Reframing “Tempt” as “Test”: Impact on Identity
The word peirazō being translated "tempt" or "test" changes the interpretive frame significantly.
1. "Tempt" emphasizes external seduction and guilt.
- It suggests a moral failure waiting to happen.
- The focus is often on resisting sin, producing shame when struggling.
- Identity impact: People may see themselves primarily as sinners in danger of falling, defined by inner corruption and the need for self-control.
2. "Test" emphasizes growth and formation.
- It suggests a challenge that reveals and strengthens character.
- God tests people to reveal what is within and to form maturity (see James 1:2–4).
- Identity impact: People may view themselves as sons and daughters in training, being refined and strengthened through trials.
Theological and Pastoral Implications:
- James 1:13–14 clarifies God does not tempt (in the sense of enticing to evil), but tests (James 1:3).
The test comes through circumstance; the temptation arises when our own desires twist the test into something self-serving.
Reframing takeaways:
- Battle within: The danger lies not in the test itself, but in how we interpret and respond to it.
- Identity shift: We are not merely temptable people, but testable children, undergoing sanctification.
- Empowerment: Tests imply growth is possible, temptation implies failure is probable.
Summary Thought:
If we reframe “temptation” as “testing,” we reclaim a biblical view of identity: not as doomed sinners caught in an inevitable cycle, but as beloved children being matured.
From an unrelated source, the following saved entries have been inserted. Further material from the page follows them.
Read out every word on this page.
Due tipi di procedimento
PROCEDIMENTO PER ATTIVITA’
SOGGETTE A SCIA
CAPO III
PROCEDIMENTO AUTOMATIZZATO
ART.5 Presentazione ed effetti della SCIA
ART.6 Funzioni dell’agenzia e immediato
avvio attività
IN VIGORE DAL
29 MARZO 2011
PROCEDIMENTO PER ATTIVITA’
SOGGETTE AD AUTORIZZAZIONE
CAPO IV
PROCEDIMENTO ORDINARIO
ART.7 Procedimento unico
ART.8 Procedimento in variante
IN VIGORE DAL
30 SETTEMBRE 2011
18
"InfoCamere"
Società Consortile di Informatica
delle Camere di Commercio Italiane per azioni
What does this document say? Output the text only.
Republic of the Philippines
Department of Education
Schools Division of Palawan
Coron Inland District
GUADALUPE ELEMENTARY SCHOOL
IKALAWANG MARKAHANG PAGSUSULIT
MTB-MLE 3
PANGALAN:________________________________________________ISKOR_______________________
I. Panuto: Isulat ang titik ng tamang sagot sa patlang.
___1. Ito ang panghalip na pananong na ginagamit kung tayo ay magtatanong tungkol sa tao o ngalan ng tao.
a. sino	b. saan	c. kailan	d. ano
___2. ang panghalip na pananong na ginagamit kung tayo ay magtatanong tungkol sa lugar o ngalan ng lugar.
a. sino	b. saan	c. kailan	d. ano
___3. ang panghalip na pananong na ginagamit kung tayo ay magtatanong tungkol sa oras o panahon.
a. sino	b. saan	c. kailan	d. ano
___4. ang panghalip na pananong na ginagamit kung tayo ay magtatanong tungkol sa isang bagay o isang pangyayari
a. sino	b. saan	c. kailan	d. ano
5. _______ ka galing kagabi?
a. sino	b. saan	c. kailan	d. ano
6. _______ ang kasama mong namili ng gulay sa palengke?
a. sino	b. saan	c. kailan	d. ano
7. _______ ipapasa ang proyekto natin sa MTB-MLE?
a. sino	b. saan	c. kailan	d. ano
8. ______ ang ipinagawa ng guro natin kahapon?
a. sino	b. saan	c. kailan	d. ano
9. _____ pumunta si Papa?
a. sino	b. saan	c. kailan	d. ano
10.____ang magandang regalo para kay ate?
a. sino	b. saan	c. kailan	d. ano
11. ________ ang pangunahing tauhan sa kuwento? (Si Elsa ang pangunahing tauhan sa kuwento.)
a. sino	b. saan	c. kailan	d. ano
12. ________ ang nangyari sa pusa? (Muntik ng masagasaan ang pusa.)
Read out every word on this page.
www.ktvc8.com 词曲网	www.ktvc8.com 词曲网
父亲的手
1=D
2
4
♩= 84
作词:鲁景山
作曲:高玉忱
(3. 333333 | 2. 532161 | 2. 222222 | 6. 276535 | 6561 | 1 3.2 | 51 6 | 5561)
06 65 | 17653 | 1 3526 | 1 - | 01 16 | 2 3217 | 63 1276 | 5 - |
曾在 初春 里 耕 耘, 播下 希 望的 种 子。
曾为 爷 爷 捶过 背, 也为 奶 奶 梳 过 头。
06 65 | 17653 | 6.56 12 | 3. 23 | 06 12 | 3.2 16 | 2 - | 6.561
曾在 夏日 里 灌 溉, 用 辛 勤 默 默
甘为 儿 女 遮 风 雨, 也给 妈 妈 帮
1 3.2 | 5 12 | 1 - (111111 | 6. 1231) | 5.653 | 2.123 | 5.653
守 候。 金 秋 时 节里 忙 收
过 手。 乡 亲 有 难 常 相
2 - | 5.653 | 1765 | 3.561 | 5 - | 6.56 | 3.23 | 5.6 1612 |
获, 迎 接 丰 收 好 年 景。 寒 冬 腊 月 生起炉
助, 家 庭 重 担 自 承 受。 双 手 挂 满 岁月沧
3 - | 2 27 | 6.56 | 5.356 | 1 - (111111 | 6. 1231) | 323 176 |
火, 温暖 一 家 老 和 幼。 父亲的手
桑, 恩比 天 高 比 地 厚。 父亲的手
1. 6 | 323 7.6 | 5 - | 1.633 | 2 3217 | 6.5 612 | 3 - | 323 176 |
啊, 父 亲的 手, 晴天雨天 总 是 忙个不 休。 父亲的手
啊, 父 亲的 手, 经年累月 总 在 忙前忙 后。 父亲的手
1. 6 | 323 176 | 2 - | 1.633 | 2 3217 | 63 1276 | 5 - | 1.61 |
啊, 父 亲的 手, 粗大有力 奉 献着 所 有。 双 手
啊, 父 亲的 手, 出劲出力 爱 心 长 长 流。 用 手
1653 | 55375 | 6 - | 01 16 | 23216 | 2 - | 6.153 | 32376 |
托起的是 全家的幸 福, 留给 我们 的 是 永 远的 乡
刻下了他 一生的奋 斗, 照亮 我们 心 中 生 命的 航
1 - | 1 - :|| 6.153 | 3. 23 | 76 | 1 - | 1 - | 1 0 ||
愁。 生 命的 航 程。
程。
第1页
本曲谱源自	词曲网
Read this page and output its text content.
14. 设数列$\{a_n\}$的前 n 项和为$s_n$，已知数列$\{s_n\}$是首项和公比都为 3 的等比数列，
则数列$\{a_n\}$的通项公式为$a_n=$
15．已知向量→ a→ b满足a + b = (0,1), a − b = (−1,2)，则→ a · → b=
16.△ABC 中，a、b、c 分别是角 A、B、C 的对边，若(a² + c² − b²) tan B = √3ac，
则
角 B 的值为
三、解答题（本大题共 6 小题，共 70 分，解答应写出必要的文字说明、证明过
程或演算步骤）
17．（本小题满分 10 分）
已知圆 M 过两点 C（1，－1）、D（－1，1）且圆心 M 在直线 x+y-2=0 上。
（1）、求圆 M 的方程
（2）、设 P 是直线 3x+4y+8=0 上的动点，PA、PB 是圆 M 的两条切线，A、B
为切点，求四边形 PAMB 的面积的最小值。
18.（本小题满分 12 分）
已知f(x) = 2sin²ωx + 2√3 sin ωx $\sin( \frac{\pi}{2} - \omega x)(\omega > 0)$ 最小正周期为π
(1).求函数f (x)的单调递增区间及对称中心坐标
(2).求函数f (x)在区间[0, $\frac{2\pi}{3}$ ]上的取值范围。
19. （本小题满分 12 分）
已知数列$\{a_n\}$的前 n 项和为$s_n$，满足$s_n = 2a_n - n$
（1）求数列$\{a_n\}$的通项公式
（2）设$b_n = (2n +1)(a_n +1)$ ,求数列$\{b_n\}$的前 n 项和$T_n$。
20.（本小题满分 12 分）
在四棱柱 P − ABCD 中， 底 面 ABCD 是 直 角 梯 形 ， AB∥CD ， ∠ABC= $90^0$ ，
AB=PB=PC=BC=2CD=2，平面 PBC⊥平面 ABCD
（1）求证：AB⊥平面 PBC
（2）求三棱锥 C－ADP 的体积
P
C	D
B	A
The test invites partnership with God in our transformation, not just resistance to sin. The key question becomes: What is this trial revealing in me, and how can I align my desires with God's?
II. 1. Greek Lexical Range of Epithymia
While epithymia is commonly translated as “desire” or “lust,” its root meaning (epi- + thymos) implies:
- epi = upon, toward
- thymos = inner passion, drive, or will (often linked to the spirited or volitional part of the soul)
Thus, epithymia can carry the nuance of a directed will, a strong internal inclination toward something—whether good or evil.
Classical usage includes noble desires (like for wisdom or righteousness), not just sinful cravings. In Luke 22:15, Jesus says:
“I have epithymia to eat this Passover with you.”
So clearly, epithymia is not always bad—it reflects what the will is set upon.
2. Rendering Epithymia as "Will" in James 1:14
“Each one is tested when drawn out and baited by his own will [epithymias heautou].”
This reading frames the issue not merely as temptation through evil craving, but as a collision of wills: the human will detached from God’s will.
- It becomes a test of alignment: Whose will is guiding me?
- Jesus’ prayer in Gethsemane, “Not my will but Yours be done,” becomes a perfect counter-image to James 1:14.
This reading reinforces that our will is not inherently evil, but can become distorted when severed from God’s purpose.
3. Spiritual Implications of “Own Will”
A. Dual Path of the Will
- Like Jesus, humans can align their epithymia (will/desire) with the Father’s.
- Or, like Adam and Eve, we can assert our own will over God’s revealed command.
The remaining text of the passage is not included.